D is our last hope
Adam D Ruppe
destructionator at gmail.com
Fri Dec 22 00:10:01 UTC 2023
On Thursday, 21 December 2023 at 23:04:30 UTC, Walter Bright
wrote:
> It's a good point. One of the likely suspects is object.d.
object.d is not significantly to blame.
First, important to establish a baseline. Just make an empty file
and compile it:
$ time dmd -c empty
real 0m0.011s
Even if you brought the import time of object.d to absolute zero,
you'd have *at most* 10ms to gain from it. This is less than 5%
of the test times.
Even if you do a compile and link:
$ time dmd empty -main
real 0m0.163s
Most this time is spent in the linker, not the compiler.
druntime's pre-compiled lib could potentially be smaller to
reduce link times, but changing object.d will do very little for
this.
> have to be compiled by every separately compiled D module.
Secondly, even if it were true that object.d were to blame, this
would be an incorrect path. object.d is never *compiled*, it is
merely imported.
Which means:
> For example, object.d has unit tests in it.

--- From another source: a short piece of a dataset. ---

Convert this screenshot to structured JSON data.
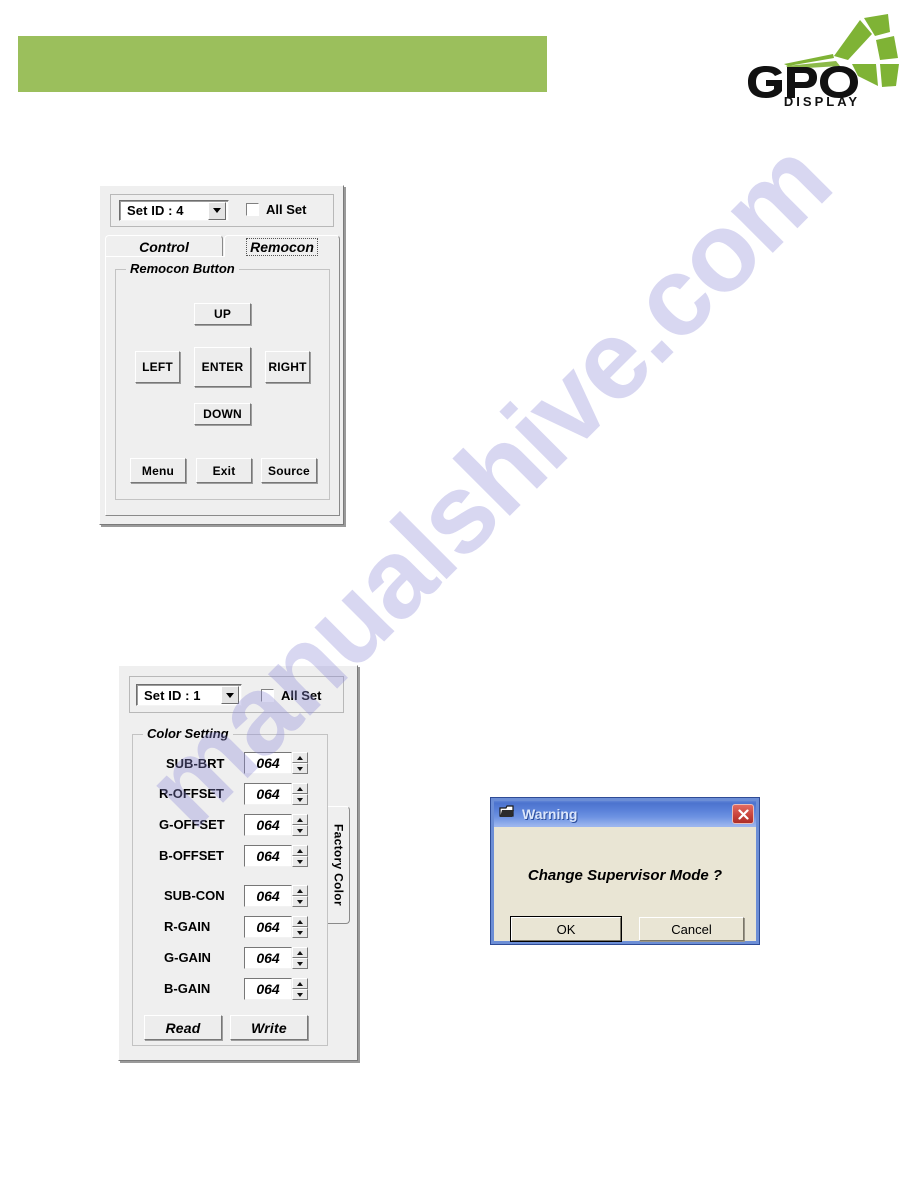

This is irrelevant. The unit tests are skipped with extreme
rapidity. So are function bodies. The things the .di process
strips out are already automatically skipped by the existing
import process!
I went into more detail recently here:
http://dpldocs.info/this-week-in-d/Blog.Posted_2023_10_09.html#ctfe-caching
> Another culprit is writefln(). For all its faults, printf() is
> compact, fast, does not allocate memory, and:
This is a more fruitful line of attack, but anyone looking into
this, remember to be empirically driven. Test your assumptions -
you'll probably be surprised at what actually makes a difference.
> Another problem is nobody ever profiles dmd anymore. There are
> no instructions in build.d in how to run the profiler.
...but as you collect data, make sure it doesn't lead you astray.
I remember when the dmd profiler said freeing memory was a
significant cost, so everyone just stopped trying. Memory usage
ballooned... and there was no actual impact on speed in the real
world, because it turns out the specific `free()` implementation
in the profile had a bug that no other implementation shared.
Simply building dmd with the ldc compiler and using the Microsoft
and GNU C libraries completely erased that difference.